I am not an early riser. I would love to be. As yet I haven’t learned to practice the discipline. But. I love kissing my husband goodbye everyday. Honestly? It’s the driving force that gets me out of bed in the morning. If it weren’t for my desire to kiss my husband goodbye I’d probably sleep in on a regular basis. (True, I’ve been known to get my kiss and head straight back to bed on occasion.) So this morning I awoke to a hungry baby and as I nursed her in bed I could hear the usual sounds of an O’shea morning – the heater in the bathroom, the pantry door swaying on it’s hinges, water running in the sink. Finally, with the baby all done I knew it was time to get up for my kiss. But I was so tired. I’ve had such a hard time sleeping lately due to some medical issues. I’d just shared with my husband the night before about my sleeping woes. Last night was no different.
The baby went back to sleep and I could finally rest on the opposite side of the bed without a foot jabbed into my side. I was just not ready to get up. But I really wanted my kiss! I slowly pulled my tired body off the bed and walked into the kitchen.
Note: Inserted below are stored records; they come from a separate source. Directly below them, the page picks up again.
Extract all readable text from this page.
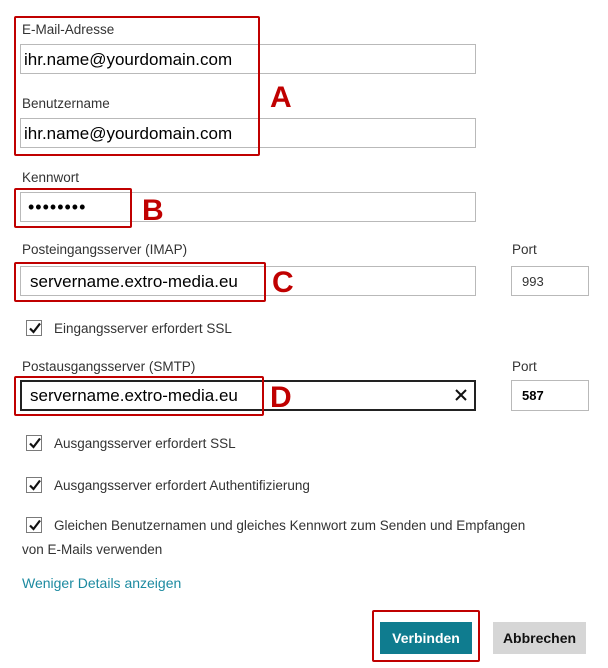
E-Mail-Adresse
ihr.name@yourdomain.com
Benutzername
ihr.name@yourdomain.com
A
Kennwort
•••••••• B
Posteingangsserver (IMAP)
servername.extro-media.eu
Port
993
C
Eingangsserver erfordert SSL
Postausgangsserver (SMTP)
servername.extro-media.eu
Port
587
D
Ausgangsserver erfordert SSL
Ausgangsserver erfordert Authentifizierung
Gleichen Benutzernamen und gleiches Kennwort zum Senden und Empfangen
von E-Mails verwenden
Weniger Details anzeigen
Verbinden	Abbrechen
I stood there for about 3 seconds and suddenly heard the dreaded sound. That horrible, awful sound of the side door closing signifying my sweet husband had left for the day… without a kiss. I hate that sound. To be laying in bed in the morning and hear the firm and definite shut of that door is a miserable way to start a day.
“Did he leave already?”
“He’s not to the car yet. You could catch him,” replied my son.
“No. That’s okay.” I turned and headed to the bathroom feeling the weight of a sleepless night and no kiss on my shoulders. I really needed that kiss this morning. I prayed to God from the depths of my heart. One of those prayers that just happen in your head and you could be thinking of a million other things but in the back of your mind you’re talking to your Father. I believe these are the prayers of our spirit to God’s – almost too deep for words and sometimes not requiring them at all. Lord, I really wanted to hug and kiss him this morning. Couldn’t he just forget something and have to come back in? I know he never forgets stuff but just this once, Lord.
And then the unimaginable happened. At the door of the bathroom I hear, “Hon, I have to leave now. I love you.” I opened the door to the most wonderful sight – my sweet husband. “I forgot my letter to Steve. I came back in to get it.”
God is good. My loving heavenly Father gave me a tiny thing. A kiss. But not because I needed a kiss to get through my day. He gave me a big, huge thing in that tiny kiss. He gave me faith to believe. Because He knew I needed faith to get through my day. Even if it’s just a mustard seed.
God does know the desires of our hearts and He does want to give them to us… even when they’re nothing more than a forgotten letter.
-knittingprose
*photo by chidsey
Sherie says
Sara, How true your message is. God is soooo good to us, even with small things! Thank you for sharing.
Erin says
Thank you for sharing this story about the compassion, love, and faithfulness of our heavenly Father! He IS So good to us!!! It is very often the “little things” that we can see the goodness of the Lord toward us!